As modern human beings we think too much. Most people’s internal dialogue at the gym would go something like this: Am I doing this exercise right? Do I belong here? Is that guy lifting more weight than me? Should I be lifting more weight? Will lifting these weights make me bulky? Do these Lululemon leggings make my butt look big? Do I want my butt to look big?
That shit is stressful. And we already carry a lot of stress. Work. Family. Rent. The MTA. What if, for an hour every day, you could step outside all that? You could let go of those nagging thoughts and let your hands do the talking.
Over the past few months, I have come to see not only what a unique method of therapy boxing is, but how lucky we are to have a safe environment like WTF in which to investigate it. El Jefe’s mission has been to ensure that everyone who walks through our doors gets an equal opportunity to have a positive boxing experience.
Beginner or expert. Male or female. StreetFighter or TreeHugger. Everyone is welcome. And anyone who makes a fellow WTFer feel anything less than totally accepted is promptly shown the door by the man himself.
Being Good and Being Strong
So what exactly is it about our awesome little gym that makes it different than the others? At WTF it’s not about how many calories you burned (I promise it’s a lot). It’s not about abs or #fitspo (although our awesome trainers and members offer plenty of both). It is, in the words of El Jefe, about being good and about being strong.

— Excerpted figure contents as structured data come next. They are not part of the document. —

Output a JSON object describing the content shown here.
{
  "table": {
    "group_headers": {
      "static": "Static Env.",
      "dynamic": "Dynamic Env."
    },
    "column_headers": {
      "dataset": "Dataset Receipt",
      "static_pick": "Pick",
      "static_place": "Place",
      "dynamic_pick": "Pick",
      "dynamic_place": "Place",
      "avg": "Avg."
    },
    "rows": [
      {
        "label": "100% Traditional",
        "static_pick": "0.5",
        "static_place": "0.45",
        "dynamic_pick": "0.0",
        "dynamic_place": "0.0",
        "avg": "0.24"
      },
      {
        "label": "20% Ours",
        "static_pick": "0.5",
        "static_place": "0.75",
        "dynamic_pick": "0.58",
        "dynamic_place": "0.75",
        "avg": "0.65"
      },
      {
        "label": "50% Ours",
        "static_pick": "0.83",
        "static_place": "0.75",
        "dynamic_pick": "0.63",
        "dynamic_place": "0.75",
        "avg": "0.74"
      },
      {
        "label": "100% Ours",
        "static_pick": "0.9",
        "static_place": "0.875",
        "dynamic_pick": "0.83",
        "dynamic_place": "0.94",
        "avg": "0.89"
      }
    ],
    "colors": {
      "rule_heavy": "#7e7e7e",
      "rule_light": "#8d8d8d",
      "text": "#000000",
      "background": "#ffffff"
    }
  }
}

That means throwing a good right hook. Even if it takes weeks to get it down. It means slowing down to make sure your form is correct, and you’re not just throwing a bunch of shitty, fast punches.

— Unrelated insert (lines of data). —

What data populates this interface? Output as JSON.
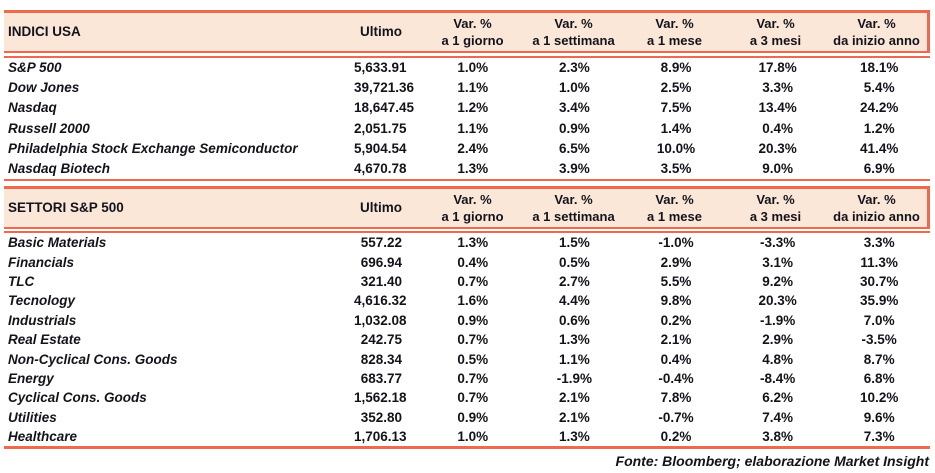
{
  "colors": {
    "accent": "#EE6A4F",
    "header_bg": "#FBE7D8",
    "text": "#13131B"
  },
  "footer": {
    "source_note": "Fonte: Bloomberg; elaborazione Market Insight"
  },
  "tables": [
    {
      "title": "INDICI USA",
      "ultimo_label": "Ultimo",
      "pct_cols": [
        {
          "top": "Var. %",
          "sub": "a 1 giorno"
        },
        {
          "top": "Var. %",
          "sub": "a 1 settimana"
        },
        {
          "top": "Var. %",
          "sub": "a 1 mese"
        },
        {
          "top": "Var. %",
          "sub": "a 3 mesi"
        },
        {
          "top": "Var. %",
          "sub": "da inizio anno"
        }
      ],
      "rows": [
        {
          "name": "S&P 500",
          "ultimo": "5,633.91",
          "vals": [
            "1.0%",
            "2.3%",
            "8.9%",
            "17.8%",
            "18.1%"
          ]
        },
        {
          "name": "Dow Jones",
          "ultimo": "39,721.36",
          "vals": [
            "1.1%",
            "1.0%",
            "2.5%",
            "3.3%",
            "5.4%"
          ]
        },
        {
          "name": "Nasdaq",
          "ultimo": "18,647.45",
          "vals": [
            "1.2%",
            "3.4%",
            "7.5%",
            "13.4%",
            "24.2%"
          ]
        },
        {
          "name": "Russell 2000",
          "ultimo": "2,051.75",
          "vals": [
            "1.1%",
            "0.9%",
            "1.4%",
            "0.4%",
            "1.2%"
          ]
        },
        {
          "name": "Philadelphia Stock Exchange Semiconductor",
          "ultimo": "5,904.54",
          "vals": [
            "2.4%",
            "6.5%",
            "10.0%",
            "20.3%",
            "41.4%"
          ]
        },
        {
          "name": "Nasdaq Biotech",
          "ultimo": "4,670.78",
          "vals": [
            "1.3%",
            "3.9%",
            "3.5%",
            "9.0%",
            "6.9%"
          ]
        }
      ]
    },
    {
      "title": "SETTORI S&P 500",
      "ultimo_label": "Ultimo",
      "pct_cols": [
        {
          "top": "Var. %",
          "sub": "a 1 giorno"
        },
        {
          "top": "Var. %",
          "sub": "a 1 settimana"
        },
        {
          "top": "Var. %",
          "sub": "a 1 mese"
        },
        {
          "top": "Var. %",
          "sub": "a 3 mesi"
        },
        {
          "top": "Var. %",
          "sub": "da inizio anno"
        }
      ],
      "rows": [
        {
          "name": "Basic Materials",
          "ultimo": "557.22",
          "vals": [
            "1.3%",
            "1.5%",
            "-1.0%",
            "-3.3%",
            "3.3%"
          ]
        },
        {
          "name": "Financials",
          "ultimo": "696.94",
          "vals": [
            "0.4%",
            "0.5%",
            "2.9%",
            "3.1%",
            "11.3%"
          ]
        },
        {
          "name": "TLC",
          "ultimo": "321.40",
          "vals": [
            "0.7%",
            "2.7%",
            "5.5%",
            "9.2%",
            "30.7%"
          ]
        },
        {
          "name": "Tecnology",
          "ultimo": "4,616.32",
          "vals": [
            "1.6%",
            "4.4%",
            "9.8%",
            "20.3%",
            "35.9%"
          ]
        },
        {
          "name": "Industrials",
          "ultimo": "1,032.08",
          "vals": [
            "0.9%",
            "0.6%",
            "0.2%",
            "-1.9%",
            "7.0%"
          ]
        },
        {
          "name": "Real Estate",
          "ultimo": "242.75",
          "vals": [
            "0.7%",
            "1.3%",
            "2.1%",
            "2.9%",
            "-3.5%"
          ]
        },
        {
          "name": "Non-Cyclical Cons. Goods",
          "ultimo": "828.34",
          "vals": [
            "0.5%",
            "1.1%",
            "0.4%",
            "4.8%",
            "8.7%"
          ]
        },
        {
          "name": "Energy",
          "ultimo": "683.77",
          "vals": [
            "0.7%",
            "-1.9%",
            "-0.4%",
            "-8.4%",
            "6.8%"
          ]
        },
        {
          "name": "Cyclical Cons. Goods",
          "ultimo": "1,562.18",
          "vals": [
            "0.7%",
            "2.1%",
            "7.8%",
            "6.2%",
            "10.2%"
          ]
        },
        {
          "name": "Utilities",
          "ultimo": "352.80",
          "vals": [
            "0.9%",
            "2.1%",
            "-0.7%",
            "7.4%",
            "9.6%"
          ]
        },
        {
          "name": "Healthcare",
          "ultimo": "1,706.13",
          "vals": [
            "1.0%",
            "1.3%",
            "0.2%",
            "3.8%",
            "7.3%"
          ]
        }
      ]
    }
  ]
}
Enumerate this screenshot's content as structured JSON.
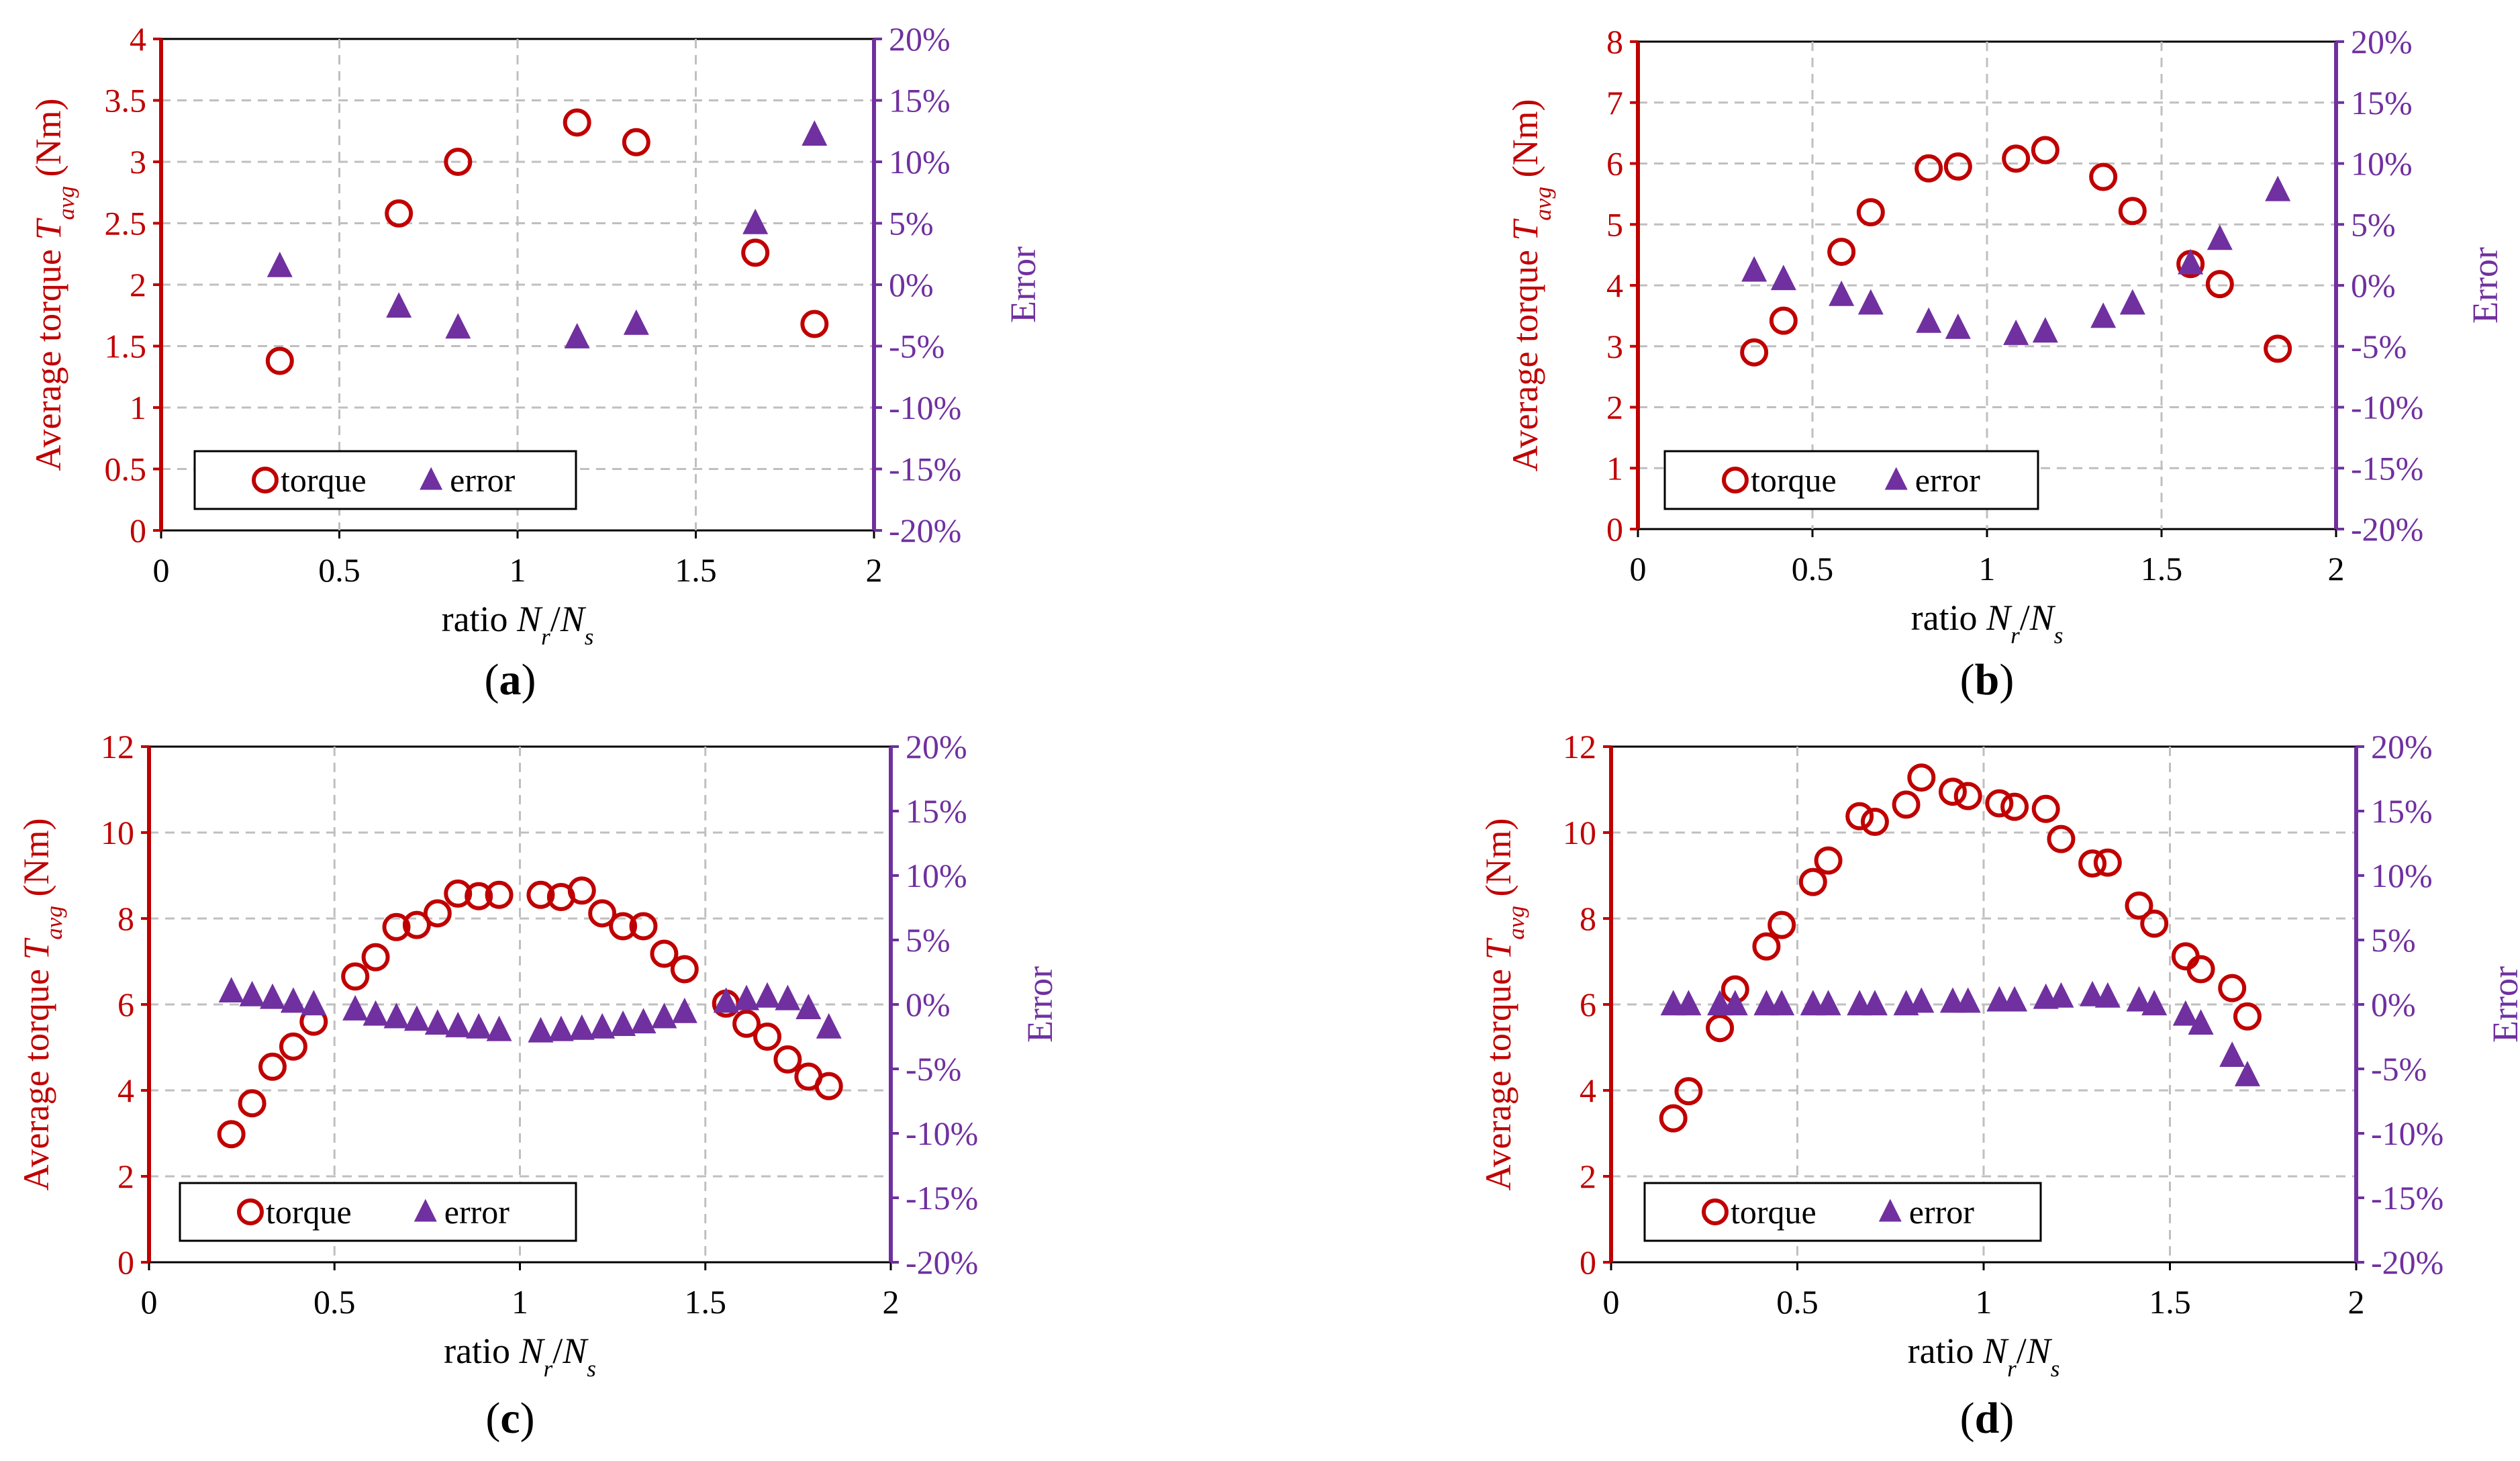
{
  "colors": {
    "torque": "#C00000",
    "error": "#7030A0",
    "grid": "#BFBFBF",
    "text": "#000000"
  },
  "panel_labels": [
    "a",
    "b",
    "c",
    "d"
  ],
  "chart_data": [
    {
      "id": "a",
      "type": "scatter",
      "xlabel": "ratio",
      "xlabel_math": [
        "N",
        "r",
        "/",
        "N",
        "s"
      ],
      "ylabel_left": "Average torque",
      "ylabel_left_math": [
        "T",
        "avg"
      ],
      "ylabel_left_unit": "(Nm)",
      "ylabel_right": "Error",
      "xlim": [
        0,
        2
      ],
      "xticks": [
        0,
        0.5,
        1,
        1.5,
        2
      ],
      "xtick_labels": [
        "0",
        "0.5",
        "1",
        "1.5",
        "2"
      ],
      "ylim_left": [
        0,
        4
      ],
      "yticks_left": [
        0,
        0.5,
        1,
        1.5,
        2,
        2.5,
        3,
        3.5,
        4
      ],
      "ytick_labels_left": [
        "0",
        "0.5",
        "1",
        "1.5",
        "2",
        "2.5",
        "3",
        "3.5",
        "4"
      ],
      "ylim_right": [
        -20,
        20
      ],
      "yticks_right": [
        -20,
        -15,
        -10,
        -5,
        0,
        5,
        10,
        15,
        20
      ],
      "ytick_labels_right": [
        "-20%",
        "-15%",
        "-10%",
        "-5%",
        "0%",
        "5%",
        "10%",
        "15%",
        "20%"
      ],
      "legend": [
        "torque",
        "error"
      ],
      "legend_position": "bottom-left",
      "series": [
        {
          "name": "torque",
          "axis": "left",
          "marker": "circle",
          "x": [
            0.333,
            0.667,
            0.833,
            1.167,
            1.333,
            1.667,
            1.833
          ],
          "y": [
            1.38,
            2.58,
            3.0,
            3.32,
            3.16,
            2.26,
            1.68
          ]
        },
        {
          "name": "error",
          "axis": "right",
          "marker": "triangle",
          "x": [
            0.333,
            0.667,
            0.833,
            1.167,
            1.333,
            1.667,
            1.833
          ],
          "y": [
            1.5,
            -1.8,
            -3.5,
            -4.3,
            -3.2,
            5.0,
            12.2
          ]
        }
      ]
    },
    {
      "id": "b",
      "type": "scatter",
      "xlabel": "ratio",
      "xlabel_math": [
        "N",
        "r",
        "/",
        "N",
        "s"
      ],
      "ylabel_left": "Average torque",
      "ylabel_left_math": [
        "T",
        "avg"
      ],
      "ylabel_left_unit": "(Nm)",
      "ylabel_right": "Error",
      "xlim": [
        0,
        2
      ],
      "xticks": [
        0,
        0.5,
        1,
        1.5,
        2
      ],
      "xtick_labels": [
        "0",
        "0.5",
        "1",
        "1.5",
        "2"
      ],
      "ylim_left": [
        0,
        8
      ],
      "yticks_left": [
        0,
        1,
        2,
        3,
        4,
        5,
        6,
        7,
        8
      ],
      "ytick_labels_left": [
        "0",
        "1",
        "2",
        "3",
        "4",
        "5",
        "6",
        "7",
        "8"
      ],
      "ylim_right": [
        -20,
        20
      ],
      "yticks_right": [
        -20,
        -15,
        -10,
        -5,
        0,
        5,
        10,
        15,
        20
      ],
      "ytick_labels_right": [
        "-20%",
        "-15%",
        "-10%",
        "-5%",
        "0%",
        "5%",
        "10%",
        "15%",
        "20%"
      ],
      "legend": [
        "torque",
        "error"
      ],
      "legend_position": "bottom-left",
      "series": [
        {
          "name": "torque",
          "axis": "left",
          "marker": "circle",
          "x": [
            0.333,
            0.417,
            0.583,
            0.667,
            0.833,
            0.917,
            1.083,
            1.167,
            1.333,
            1.417,
            1.583,
            1.667,
            1.833
          ],
          "y": [
            2.9,
            3.42,
            4.55,
            5.2,
            5.92,
            5.95,
            6.08,
            6.22,
            5.78,
            5.22,
            4.35,
            4.02,
            2.96
          ]
        },
        {
          "name": "error",
          "axis": "right",
          "marker": "triangle",
          "x": [
            0.333,
            0.417,
            0.583,
            0.667,
            0.833,
            0.917,
            1.083,
            1.167,
            1.333,
            1.417,
            1.583,
            1.667,
            1.833
          ],
          "y": [
            1.2,
            0.5,
            -0.8,
            -1.5,
            -3.0,
            -3.5,
            -4.0,
            -3.8,
            -2.6,
            -1.5,
            1.8,
            3.8,
            7.8
          ]
        }
      ]
    },
    {
      "id": "c",
      "type": "scatter",
      "xlabel": "ratio",
      "xlabel_math": [
        "N",
        "r",
        "/",
        "N",
        "s"
      ],
      "ylabel_left": "Average torque",
      "ylabel_left_math": [
        "T",
        "avg"
      ],
      "ylabel_left_unit": "(Nm)",
      "ylabel_right": "Error",
      "xlim": [
        0,
        2
      ],
      "xticks": [
        0,
        0.5,
        1,
        1.5,
        2
      ],
      "xtick_labels": [
        "0",
        "0.5",
        "1",
        "1.5",
        "2"
      ],
      "ylim_left": [
        0,
        12
      ],
      "yticks_left": [
        0,
        2,
        4,
        6,
        8,
        10,
        12
      ],
      "ytick_labels_left": [
        "0",
        "2",
        "4",
        "6",
        "8",
        "10",
        "12"
      ],
      "ylim_right": [
        -20,
        20
      ],
      "yticks_right": [
        -20,
        -15,
        -10,
        -5,
        0,
        5,
        10,
        15,
        20
      ],
      "ytick_labels_right": [
        "-20%",
        "-15%",
        "-10%",
        "-5%",
        "0%",
        "5%",
        "10%",
        "15%",
        "20%"
      ],
      "legend": [
        "torque",
        "error"
      ],
      "legend_position": "bottom-left",
      "series": [
        {
          "name": "torque",
          "axis": "left",
          "marker": "circle",
          "x": [
            0.222,
            0.278,
            0.333,
            0.389,
            0.444,
            0.556,
            0.611,
            0.667,
            0.722,
            0.778,
            0.833,
            0.889,
            0.944,
            1.056,
            1.111,
            1.167,
            1.222,
            1.278,
            1.333,
            1.389,
            1.444,
            1.556,
            1.611,
            1.667,
            1.722,
            1.778,
            1.833
          ],
          "y": [
            2.98,
            3.7,
            4.55,
            5.02,
            5.6,
            6.65,
            7.1,
            7.8,
            7.85,
            8.12,
            8.58,
            8.52,
            8.55,
            8.55,
            8.5,
            8.65,
            8.12,
            7.82,
            7.82,
            7.18,
            6.82,
            6.02,
            5.55,
            5.25,
            4.72,
            4.32,
            4.1
          ]
        },
        {
          "name": "error",
          "axis": "right",
          "marker": "triangle",
          "x": [
            0.222,
            0.278,
            0.333,
            0.389,
            0.444,
            0.556,
            0.611,
            0.667,
            0.722,
            0.778,
            0.833,
            0.889,
            0.944,
            1.056,
            1.111,
            1.167,
            1.222,
            1.278,
            1.333,
            1.389,
            1.444,
            1.556,
            1.611,
            1.667,
            1.722,
            1.778,
            1.833
          ],
          "y": [
            1.0,
            0.7,
            0.5,
            0.2,
            0.0,
            -0.4,
            -0.8,
            -1.0,
            -1.2,
            -1.5,
            -1.7,
            -1.8,
            -2.0,
            -2.1,
            -2.0,
            -1.9,
            -1.8,
            -1.6,
            -1.4,
            -1.0,
            -0.6,
            0.2,
            0.4,
            0.6,
            0.4,
            -0.3,
            -1.8
          ]
        }
      ]
    },
    {
      "id": "d",
      "type": "scatter",
      "xlabel": "ratio",
      "xlabel_math": [
        "N",
        "r",
        "/",
        "N",
        "s"
      ],
      "ylabel_left": "Average torque",
      "ylabel_left_math": [
        "T",
        "avg"
      ],
      "ylabel_left_unit": "(Nm)",
      "ylabel_right": "Error",
      "xlim": [
        0,
        2
      ],
      "xticks": [
        0,
        0.5,
        1,
        1.5,
        2
      ],
      "xtick_labels": [
        "0",
        "0.5",
        "1",
        "1.5",
        "2"
      ],
      "ylim_left": [
        0,
        12
      ],
      "yticks_left": [
        0,
        2,
        4,
        6,
        8,
        10,
        12
      ],
      "ytick_labels_left": [
        "0",
        "2",
        "4",
        "6",
        "8",
        "10",
        "12"
      ],
      "ylim_right": [
        -20,
        20
      ],
      "yticks_right": [
        -20,
        -15,
        -10,
        -5,
        0,
        5,
        10,
        15,
        20
      ],
      "ytick_labels_right": [
        "-20%",
        "-15%",
        "-10%",
        "-5%",
        "0%",
        "5%",
        "10%",
        "15%",
        "20%"
      ],
      "legend": [
        "torque",
        "error"
      ],
      "legend_position": "bottom-left",
      "series": [
        {
          "name": "torque",
          "axis": "left",
          "marker": "circle",
          "x": [
            0.167,
            0.208,
            0.292,
            0.333,
            0.417,
            0.458,
            0.542,
            0.583,
            0.667,
            0.708,
            0.792,
            0.833,
            0.917,
            0.958,
            1.042,
            1.083,
            1.167,
            1.208,
            1.292,
            1.333,
            1.417,
            1.458,
            1.542,
            1.583,
            1.667,
            1.708
          ],
          "y": [
            3.35,
            3.98,
            5.45,
            6.35,
            7.35,
            7.85,
            8.85,
            9.35,
            10.38,
            10.25,
            10.65,
            11.28,
            10.95,
            10.85,
            10.68,
            10.6,
            10.55,
            9.85,
            9.28,
            9.3,
            8.3,
            7.88,
            7.12,
            6.82,
            6.38,
            5.72
          ]
        },
        {
          "name": "error",
          "axis": "right",
          "marker": "triangle",
          "x": [
            0.167,
            0.208,
            0.292,
            0.333,
            0.417,
            0.458,
            0.542,
            0.583,
            0.667,
            0.708,
            0.792,
            0.833,
            0.917,
            0.958,
            1.042,
            1.083,
            1.167,
            1.208,
            1.292,
            1.333,
            1.417,
            1.458,
            1.542,
            1.583,
            1.667,
            1.708
          ],
          "y": [
            0.0,
            0.0,
            0.0,
            0.0,
            0.0,
            0.0,
            0.0,
            0.0,
            0.0,
            0.0,
            0.0,
            0.2,
            0.2,
            0.2,
            0.3,
            0.3,
            0.5,
            0.6,
            0.7,
            0.6,
            0.3,
            0.0,
            -0.8,
            -1.5,
            -4.0,
            -5.5
          ]
        }
      ]
    }
  ]
}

It means having a good understanding of the way your body moves. Having proper fitness programming to make sure your bones and joints are strong enough to support boxing, running, moving apartments, climbing up the subway stairs when the escalator goes down.
Most importantly it means doing good. Taking time out of our busy days to do good for someone else. Even if they don’t ask. Especially when they don’t ask.
And more than good, we must be strong. We must be strong in our bodies (because, squats). We must be strong in our sense of right and wrong so that we can stand up to bullies and lead the next generation to be powerful and passionate leaders. We must be strong in our hearts so we can fight hate with love. And win.
And so, on November 11th we celebrated strength. We celebrated the physical strength of our trainers and members, fighting it out in the ring. We witnessed the strength of persistence, as countless hours of training came to fruition. We admired the strength of spirit among the competitors, as each bout ended with a heartfelt embrace. We toasted the strength of El Jefe, who has remained steadfast in his mission despite endless obstacles.
We drank. We ate. We cheered. And it was good.